January 2016 – a time before the National Living Wage (NLW) and the vote for Brexit; two massive developments that small, medium and large size companies also now need to factor in when trying to maintain or increase their profitability (or, simply, to become profitable).
Insolvency experts Begbies Traynor reported that there were 59,608 businesses in the industries most affected by the NLW in distress even before its introduction – active in industries as varied as sports and health, hotels, bars and restaurants, retail, transport and logistics and food and drug retail.
Poor cashflow will undermine any business, and it is essential that a firm has a strategy to manage its costs in place. A sensible analysis of the costs a business is incurring relative to its business plan will determine which are vital to survival, which are discretionary and linked to business growth, and which are simply discretionary and expendable.
Once that review has been undertaken the key is then to get good value, making certain that the firm is paying no more than it should be for its essential goods and services whilst at the same time ensuring it has what it needs to effectively and successfully do business.
Finding value is of course only the start. Businesses need to remain vigilant and on top of both their expenditure and industry developments (don’t forget – water deregulation comes to England in 2017) after their review, because costs will simply creep back in again otherwise. In fact, 95% of simple cost reduction exercises fail because firms do not have a cost management strategy in place, with the result that all those benefits and savings initially identified and implemented slowly find their way back into the business.

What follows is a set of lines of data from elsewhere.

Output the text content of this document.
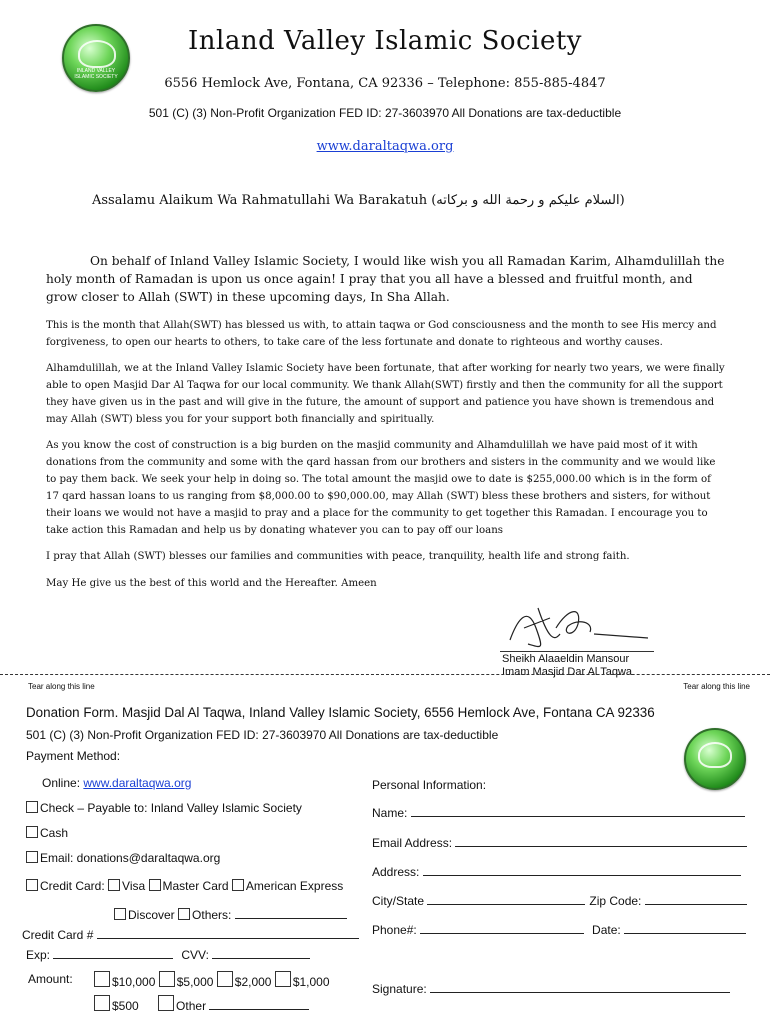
INLAND VALLEY ISLAMIC SOCIETY
Inland Valley Islamic Society
6556 Hemlock Ave, Fontana, CA 92336 – Telephone: 855-885-4847
501 (C) (3) Non-Profit Organization FED ID: 27-3603970 All Donations are tax-deductible
www.daraltaqwa.org
Assalamu Alaikum Wa Rahmatullahi Wa Barakatuh (السلام عليكم و رحمة الله و بركاته)
On behalf of Inland Valley Islamic Society, I would like wish you all Ramadan Karim, Alhamdulillah the holy month of Ramadan is upon us once again! I pray that you all have a blessed and fruitful month, and grow closer to Allah (SWT) in these upcoming days, In Sha Allah.
This is the month that Allah(SWT) has blessed us with, to attain taqwa or God consciousness and the month to see His mercy and forgiveness, to open our hearts to others, to take care of the less fortunate and donate to righteous and worthy causes.
Alhamdulillah, we at the Inland Valley Islamic Society have been fortunate, that after working for nearly two years, we were finally able to open Masjid Dar Al Taqwa for our local community. We thank Allah(SWT) firstly and then the community for all the support they have given us in the past and will give in the future, the amount of support and patience you have shown is tremendous and may Allah (SWT) bless you for your support both financially and spiritually.
As you know the cost of construction is a big burden on the masjid community and Alhamdulillah we have paid most of it with donations from the community and some with the qard hassan from our brothers and sisters in the community and we would like to pay them back. We seek your help in doing so. The total amount the masjid owe to date is $255,000.00 which is in the form of 17 qard hassan loans to us ranging from $8,000.00 to $90,000.00, may Allah (SWT) bless these brothers and sisters, for without their loans we would not have a masjid to pray and a place for the community to get together this Ramadan. I encourage you to take action this Ramadan and help us by donating whatever you can to pay off our loans
I pray that Allah (SWT) blesses our families and communities with peace, tranquility, health life and strong faith.
May He give us the best of this world and the Hereafter. Ameen
Sheikh Alaaeldin Mansour
Imam Masjid Dar Al Taqwa
Tear along this line	Tear along this line
Donation Form. Masjid Dal Al Taqwa, Inland Valley Islamic Society, 6556 Hemlock Ave, Fontana CA 92336
501 (C) (3) Non-Profit Organization FED ID: 27-3603970 All Donations are tax-deductible
Payment Method:
Online: www.daraltaqwa.org
Check – Payable to: Inland Valley Islamic Society
Cash
Email: donations@daraltaqwa.org
Credit Card: Visa Master Card American Express
Discover Others:
Credit Card #
Exp:	CVV:
Amount:	$10,000 $5,000 $2,000 $1,000
$500	Other
Personal Information:
Name:
Email Address:
Address:
City/State	Zip Code:
Phone#:	Date:
Signature:
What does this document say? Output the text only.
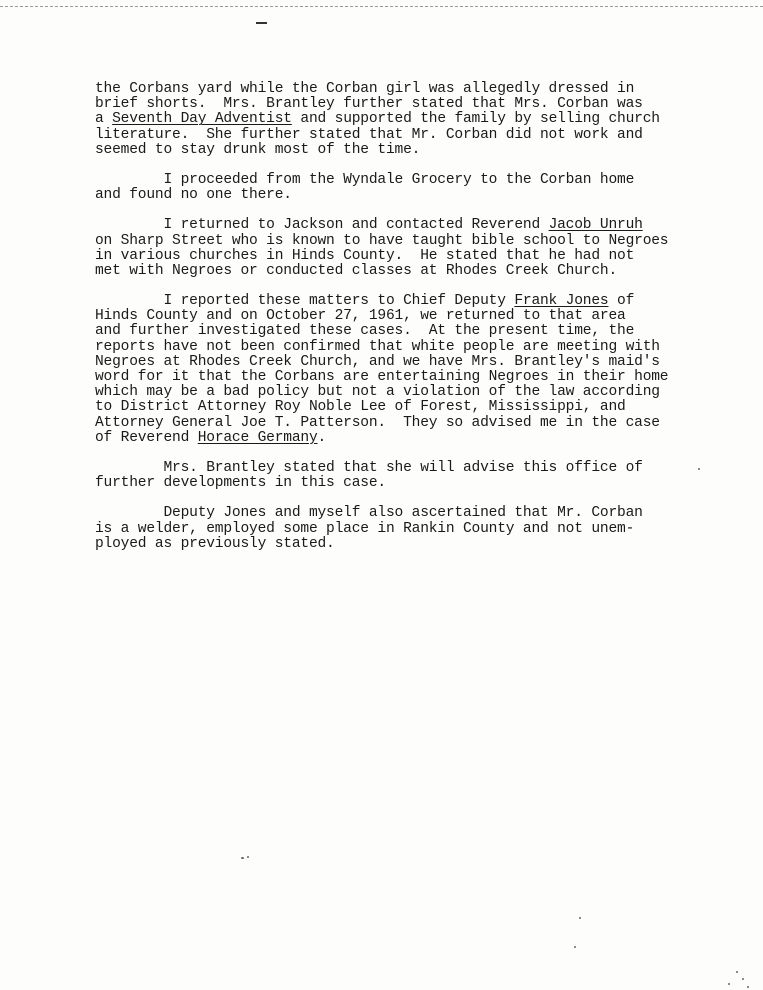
the Corbans yard while the Corban girl was allegedly dressed in
brief shorts.  Mrs. Brantley further stated that Mrs. Corban was
a Seventh Day Adventist and supported the family by selling church
literature.  She further stated that Mr. Corban did not work and
seemed to stay drunk most of the time.
I proceeded from the Wyndale Grocery to the Corban home
and found no one there.
I returned to Jackson and contacted Reverend Jacob Unruh
on Sharp Street who is known to have taught bible school to Negroes
in various churches in Hinds County.  He stated that he had not
met with Negroes or conducted classes at Rhodes Creek Church.
I reported these matters to Chief Deputy Frank Jones of
Hinds County and on October 27, 1961, we returned to that area
and further investigated these cases.  At the present time, the
reports have not been confirmed that white people are meeting with
Negroes at Rhodes Creek Church, and we have Mrs. Brantley's maid's
word for it that the Corbans are entertaining Negroes in their home
which may be a bad policy but not a violation of the law according
to District Attorney Roy Noble Lee of Forest, Mississippi, and
Attorney General Joe T. Patterson.  They so advised me in the case
of Reverend Horace Germany.
Mrs. Brantley stated that she will advise this office of
further developments in this case.
Deputy Jones and myself also ascertained that Mr. Corban
is a welder, employed some place in Rankin County and not unem-
ployed as previously stated.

Of course strategic cost management takes time, and expertise. If you have both, the resources to fully research available suppliers and tariffs and the determination and tools to ensure your costs are monitored on a regular basis going forward, you are well on your way to delivering a long-term and sustainable cost management solution for your business; to at least in part put your mind at rest.
If you don’t, it might be time to outsource this function to a professional firm of strategic cost management consultants.